Zwembad in Finsterwolde
Soms brengt hij buurtgenoten met de auto naar de dokter. Als zijn fiets kapot is, maakt een buurman die. „We moeten elkaar hier helpen”, zegt Tol. Dat de voorzieningen verdwijnen, vindt hij jammer, maar geen reden om Ulrum te verlaten. „Twee dochters wonen in het dorp. Mijn vrouw is een echte Ulrummer, die gaat hier alleen tussen zes planken weg.”
Ook in steden verdwijnen voorzieningen, maar in een dorp komt het anders aan. Christiaanse: „Het is niet per se een ruraal fenomeen, het heeft een ander effect. In de stad zijn er zo veel alternatieven. Dat begrijpen mensen die in de stad wonen niet altijd.”

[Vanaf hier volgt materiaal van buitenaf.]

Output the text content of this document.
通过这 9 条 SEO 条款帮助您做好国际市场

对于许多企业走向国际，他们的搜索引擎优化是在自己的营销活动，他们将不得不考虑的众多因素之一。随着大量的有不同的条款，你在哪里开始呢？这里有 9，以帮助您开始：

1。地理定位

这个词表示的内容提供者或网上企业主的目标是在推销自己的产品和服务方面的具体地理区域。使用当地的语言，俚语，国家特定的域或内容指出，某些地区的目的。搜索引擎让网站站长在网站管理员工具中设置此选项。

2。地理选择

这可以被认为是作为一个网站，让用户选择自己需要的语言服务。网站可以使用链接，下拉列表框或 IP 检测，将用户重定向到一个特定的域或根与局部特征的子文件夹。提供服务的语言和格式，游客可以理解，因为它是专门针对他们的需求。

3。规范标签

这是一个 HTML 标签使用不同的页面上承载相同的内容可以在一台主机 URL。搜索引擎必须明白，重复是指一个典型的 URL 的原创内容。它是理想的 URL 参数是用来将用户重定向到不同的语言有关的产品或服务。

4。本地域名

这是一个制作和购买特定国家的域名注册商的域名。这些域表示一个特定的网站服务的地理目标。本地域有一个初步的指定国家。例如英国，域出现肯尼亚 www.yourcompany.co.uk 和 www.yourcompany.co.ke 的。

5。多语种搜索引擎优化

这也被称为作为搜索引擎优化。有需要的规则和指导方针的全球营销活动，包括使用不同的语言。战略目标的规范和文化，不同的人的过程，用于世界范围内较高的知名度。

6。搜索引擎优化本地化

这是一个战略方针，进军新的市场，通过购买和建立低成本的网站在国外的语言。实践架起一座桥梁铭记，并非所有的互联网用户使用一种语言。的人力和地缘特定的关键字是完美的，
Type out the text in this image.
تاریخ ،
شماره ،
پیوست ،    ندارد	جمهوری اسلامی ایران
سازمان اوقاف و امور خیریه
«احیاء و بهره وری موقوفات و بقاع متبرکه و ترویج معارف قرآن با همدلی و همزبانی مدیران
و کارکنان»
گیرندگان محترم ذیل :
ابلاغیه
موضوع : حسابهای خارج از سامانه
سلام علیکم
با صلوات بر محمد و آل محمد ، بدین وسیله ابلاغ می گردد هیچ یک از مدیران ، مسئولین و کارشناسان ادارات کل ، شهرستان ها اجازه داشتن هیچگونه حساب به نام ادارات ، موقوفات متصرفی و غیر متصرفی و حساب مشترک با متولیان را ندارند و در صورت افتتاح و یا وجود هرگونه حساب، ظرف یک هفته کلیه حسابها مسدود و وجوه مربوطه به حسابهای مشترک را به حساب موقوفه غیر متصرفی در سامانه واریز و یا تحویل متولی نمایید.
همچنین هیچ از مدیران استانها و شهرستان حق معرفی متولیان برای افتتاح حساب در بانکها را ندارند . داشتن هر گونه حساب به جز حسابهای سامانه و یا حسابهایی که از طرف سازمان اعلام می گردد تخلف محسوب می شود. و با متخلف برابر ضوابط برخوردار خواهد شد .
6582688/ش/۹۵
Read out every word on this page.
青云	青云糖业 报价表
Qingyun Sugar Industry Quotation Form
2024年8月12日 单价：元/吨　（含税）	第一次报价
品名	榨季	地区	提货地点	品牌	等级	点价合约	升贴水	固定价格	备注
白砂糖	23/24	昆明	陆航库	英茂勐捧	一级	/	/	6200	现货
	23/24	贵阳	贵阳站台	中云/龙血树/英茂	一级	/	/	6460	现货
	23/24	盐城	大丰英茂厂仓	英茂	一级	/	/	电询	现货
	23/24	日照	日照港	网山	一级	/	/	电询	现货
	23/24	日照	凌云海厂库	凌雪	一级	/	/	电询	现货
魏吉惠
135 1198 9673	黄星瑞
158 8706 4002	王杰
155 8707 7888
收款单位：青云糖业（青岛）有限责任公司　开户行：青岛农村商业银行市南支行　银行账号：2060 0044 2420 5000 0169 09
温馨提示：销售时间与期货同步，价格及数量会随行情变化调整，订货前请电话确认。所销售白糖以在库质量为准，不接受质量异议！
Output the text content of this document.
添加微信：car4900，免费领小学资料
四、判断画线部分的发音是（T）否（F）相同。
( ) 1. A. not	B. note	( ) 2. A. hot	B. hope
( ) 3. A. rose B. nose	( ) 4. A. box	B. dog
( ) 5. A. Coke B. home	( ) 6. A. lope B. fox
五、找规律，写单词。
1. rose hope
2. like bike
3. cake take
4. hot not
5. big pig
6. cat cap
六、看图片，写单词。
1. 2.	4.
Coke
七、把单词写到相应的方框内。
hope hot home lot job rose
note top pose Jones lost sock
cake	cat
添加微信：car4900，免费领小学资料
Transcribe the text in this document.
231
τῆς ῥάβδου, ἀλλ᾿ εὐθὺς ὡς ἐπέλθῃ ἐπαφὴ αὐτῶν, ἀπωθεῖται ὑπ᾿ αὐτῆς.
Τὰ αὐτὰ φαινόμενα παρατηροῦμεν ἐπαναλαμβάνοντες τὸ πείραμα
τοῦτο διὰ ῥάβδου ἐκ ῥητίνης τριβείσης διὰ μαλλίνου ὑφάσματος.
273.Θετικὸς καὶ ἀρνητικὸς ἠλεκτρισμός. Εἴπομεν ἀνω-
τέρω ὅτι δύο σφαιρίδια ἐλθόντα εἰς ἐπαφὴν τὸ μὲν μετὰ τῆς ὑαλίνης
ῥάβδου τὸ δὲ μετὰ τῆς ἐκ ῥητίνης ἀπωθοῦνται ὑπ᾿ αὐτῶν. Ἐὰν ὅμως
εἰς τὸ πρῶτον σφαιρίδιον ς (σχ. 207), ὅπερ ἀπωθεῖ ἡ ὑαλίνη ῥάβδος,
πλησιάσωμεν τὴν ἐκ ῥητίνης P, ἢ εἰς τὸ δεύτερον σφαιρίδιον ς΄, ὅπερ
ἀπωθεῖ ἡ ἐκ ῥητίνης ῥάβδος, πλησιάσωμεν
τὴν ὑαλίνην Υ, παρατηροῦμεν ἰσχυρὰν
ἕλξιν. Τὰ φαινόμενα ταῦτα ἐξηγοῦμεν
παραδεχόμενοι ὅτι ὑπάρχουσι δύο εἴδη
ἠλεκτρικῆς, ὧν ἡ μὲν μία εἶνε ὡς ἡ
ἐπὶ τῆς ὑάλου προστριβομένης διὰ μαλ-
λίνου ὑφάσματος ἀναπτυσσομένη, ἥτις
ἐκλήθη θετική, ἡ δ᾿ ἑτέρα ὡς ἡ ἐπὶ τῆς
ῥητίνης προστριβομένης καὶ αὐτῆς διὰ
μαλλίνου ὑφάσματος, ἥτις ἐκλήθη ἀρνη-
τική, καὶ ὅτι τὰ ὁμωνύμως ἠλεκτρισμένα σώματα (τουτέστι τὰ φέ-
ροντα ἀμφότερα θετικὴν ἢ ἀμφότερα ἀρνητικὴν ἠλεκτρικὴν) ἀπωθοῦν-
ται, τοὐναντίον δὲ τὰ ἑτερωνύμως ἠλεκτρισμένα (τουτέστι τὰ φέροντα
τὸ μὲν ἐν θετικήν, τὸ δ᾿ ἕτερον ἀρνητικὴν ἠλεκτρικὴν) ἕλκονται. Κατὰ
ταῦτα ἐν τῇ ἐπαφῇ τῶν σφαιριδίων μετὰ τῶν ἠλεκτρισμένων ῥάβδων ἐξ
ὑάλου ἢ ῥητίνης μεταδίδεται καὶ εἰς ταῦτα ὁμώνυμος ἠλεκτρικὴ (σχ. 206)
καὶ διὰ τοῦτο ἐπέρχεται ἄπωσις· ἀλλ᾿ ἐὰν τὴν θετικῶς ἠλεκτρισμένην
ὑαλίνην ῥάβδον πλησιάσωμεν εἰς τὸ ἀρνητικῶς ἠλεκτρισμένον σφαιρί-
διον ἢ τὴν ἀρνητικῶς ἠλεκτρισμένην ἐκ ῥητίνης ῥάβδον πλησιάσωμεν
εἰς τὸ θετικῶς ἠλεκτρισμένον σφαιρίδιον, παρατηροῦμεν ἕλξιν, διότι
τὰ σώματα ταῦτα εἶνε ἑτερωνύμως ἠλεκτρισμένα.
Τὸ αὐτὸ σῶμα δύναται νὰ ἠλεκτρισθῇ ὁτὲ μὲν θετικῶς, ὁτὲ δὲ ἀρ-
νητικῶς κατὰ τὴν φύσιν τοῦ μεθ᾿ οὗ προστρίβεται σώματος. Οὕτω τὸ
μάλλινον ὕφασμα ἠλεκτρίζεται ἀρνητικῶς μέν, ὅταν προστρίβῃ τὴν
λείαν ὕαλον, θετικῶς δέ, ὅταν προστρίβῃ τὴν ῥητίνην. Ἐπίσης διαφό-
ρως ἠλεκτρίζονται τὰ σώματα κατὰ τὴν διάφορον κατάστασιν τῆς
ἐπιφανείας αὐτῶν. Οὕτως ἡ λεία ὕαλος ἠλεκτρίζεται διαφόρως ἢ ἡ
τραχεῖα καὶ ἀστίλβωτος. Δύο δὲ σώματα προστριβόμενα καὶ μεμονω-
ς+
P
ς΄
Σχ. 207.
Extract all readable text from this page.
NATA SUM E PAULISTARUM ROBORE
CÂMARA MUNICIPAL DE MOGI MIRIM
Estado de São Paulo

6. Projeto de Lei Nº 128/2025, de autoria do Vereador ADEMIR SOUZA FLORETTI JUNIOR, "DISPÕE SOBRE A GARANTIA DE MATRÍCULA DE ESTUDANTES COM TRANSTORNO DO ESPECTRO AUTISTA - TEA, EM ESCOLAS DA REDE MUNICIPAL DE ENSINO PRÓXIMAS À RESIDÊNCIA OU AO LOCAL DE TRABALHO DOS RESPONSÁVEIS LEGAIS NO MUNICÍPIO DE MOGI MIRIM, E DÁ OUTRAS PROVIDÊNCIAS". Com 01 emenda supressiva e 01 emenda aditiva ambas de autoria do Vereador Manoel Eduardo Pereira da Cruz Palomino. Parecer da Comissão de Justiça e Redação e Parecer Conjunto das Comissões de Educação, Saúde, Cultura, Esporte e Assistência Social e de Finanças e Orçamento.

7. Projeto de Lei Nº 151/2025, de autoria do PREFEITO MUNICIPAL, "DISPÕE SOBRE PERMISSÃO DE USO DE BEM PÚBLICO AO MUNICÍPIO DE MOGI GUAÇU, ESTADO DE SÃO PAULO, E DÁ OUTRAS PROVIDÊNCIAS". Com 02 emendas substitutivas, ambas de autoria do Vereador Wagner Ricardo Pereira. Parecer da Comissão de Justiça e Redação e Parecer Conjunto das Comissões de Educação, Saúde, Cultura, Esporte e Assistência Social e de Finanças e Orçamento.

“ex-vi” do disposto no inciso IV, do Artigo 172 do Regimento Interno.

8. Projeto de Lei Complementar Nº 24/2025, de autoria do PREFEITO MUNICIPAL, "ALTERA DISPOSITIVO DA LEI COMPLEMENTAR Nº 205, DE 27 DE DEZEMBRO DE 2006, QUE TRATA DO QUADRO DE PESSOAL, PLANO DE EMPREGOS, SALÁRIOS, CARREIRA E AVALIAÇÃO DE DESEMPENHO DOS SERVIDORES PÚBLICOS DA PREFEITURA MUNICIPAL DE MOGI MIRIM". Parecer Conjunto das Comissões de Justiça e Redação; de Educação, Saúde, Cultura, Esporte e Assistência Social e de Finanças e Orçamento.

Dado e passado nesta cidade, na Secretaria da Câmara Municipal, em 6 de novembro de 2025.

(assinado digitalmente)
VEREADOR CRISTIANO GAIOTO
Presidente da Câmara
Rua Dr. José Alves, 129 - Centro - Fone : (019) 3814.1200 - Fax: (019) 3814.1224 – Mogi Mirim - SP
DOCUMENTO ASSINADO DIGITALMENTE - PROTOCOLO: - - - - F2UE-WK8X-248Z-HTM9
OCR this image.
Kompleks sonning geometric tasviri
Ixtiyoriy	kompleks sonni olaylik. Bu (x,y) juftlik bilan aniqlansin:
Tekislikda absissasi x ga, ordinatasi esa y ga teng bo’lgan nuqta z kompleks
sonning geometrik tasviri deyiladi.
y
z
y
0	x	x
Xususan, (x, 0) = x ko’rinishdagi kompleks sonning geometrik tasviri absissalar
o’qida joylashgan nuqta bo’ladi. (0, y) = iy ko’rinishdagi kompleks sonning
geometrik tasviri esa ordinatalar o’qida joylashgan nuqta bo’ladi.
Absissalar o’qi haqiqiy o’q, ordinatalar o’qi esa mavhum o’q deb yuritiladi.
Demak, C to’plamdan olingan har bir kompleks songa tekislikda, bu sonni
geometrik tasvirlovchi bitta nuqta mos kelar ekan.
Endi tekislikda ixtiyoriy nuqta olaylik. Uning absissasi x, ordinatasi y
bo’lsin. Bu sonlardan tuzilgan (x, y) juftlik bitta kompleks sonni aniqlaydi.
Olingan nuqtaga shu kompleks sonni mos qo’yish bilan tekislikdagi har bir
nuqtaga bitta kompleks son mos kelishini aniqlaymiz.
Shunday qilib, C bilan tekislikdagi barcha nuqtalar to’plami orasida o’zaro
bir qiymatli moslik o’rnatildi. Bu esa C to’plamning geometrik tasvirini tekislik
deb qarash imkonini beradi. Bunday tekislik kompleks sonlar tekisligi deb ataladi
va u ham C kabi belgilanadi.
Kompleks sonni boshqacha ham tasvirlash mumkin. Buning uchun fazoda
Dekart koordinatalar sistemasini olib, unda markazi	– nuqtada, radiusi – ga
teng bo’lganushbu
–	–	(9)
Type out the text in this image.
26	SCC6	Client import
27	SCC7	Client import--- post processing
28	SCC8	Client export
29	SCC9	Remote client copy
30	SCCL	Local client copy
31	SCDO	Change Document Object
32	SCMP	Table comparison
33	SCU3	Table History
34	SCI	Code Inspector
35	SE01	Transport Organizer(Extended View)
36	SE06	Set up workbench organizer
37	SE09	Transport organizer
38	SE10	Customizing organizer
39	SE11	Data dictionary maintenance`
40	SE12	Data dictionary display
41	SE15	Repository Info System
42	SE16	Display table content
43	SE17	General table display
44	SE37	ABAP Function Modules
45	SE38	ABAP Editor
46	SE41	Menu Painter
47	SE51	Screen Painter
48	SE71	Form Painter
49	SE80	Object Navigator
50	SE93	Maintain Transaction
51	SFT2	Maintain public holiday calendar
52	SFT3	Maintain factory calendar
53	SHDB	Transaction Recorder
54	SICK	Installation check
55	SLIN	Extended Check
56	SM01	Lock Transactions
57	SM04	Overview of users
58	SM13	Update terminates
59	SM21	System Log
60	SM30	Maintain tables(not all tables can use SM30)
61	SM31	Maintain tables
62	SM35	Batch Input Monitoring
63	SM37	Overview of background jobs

Een goed voorbeeld ervan vindt ze zwembad de Hardenberg in Finsterwolde, dat zou sluiten maar na verzet van inwoners en een aangenomen motie van oud-Kamerlid Henk Nijboer toch openbleef. „Werknemers hoorden dat ze in het zwembad in het volgende dorp konden werken. Maar de emoties die mensen voelen bij het verlies van voorzieningen zijn niet altijd rationeel.”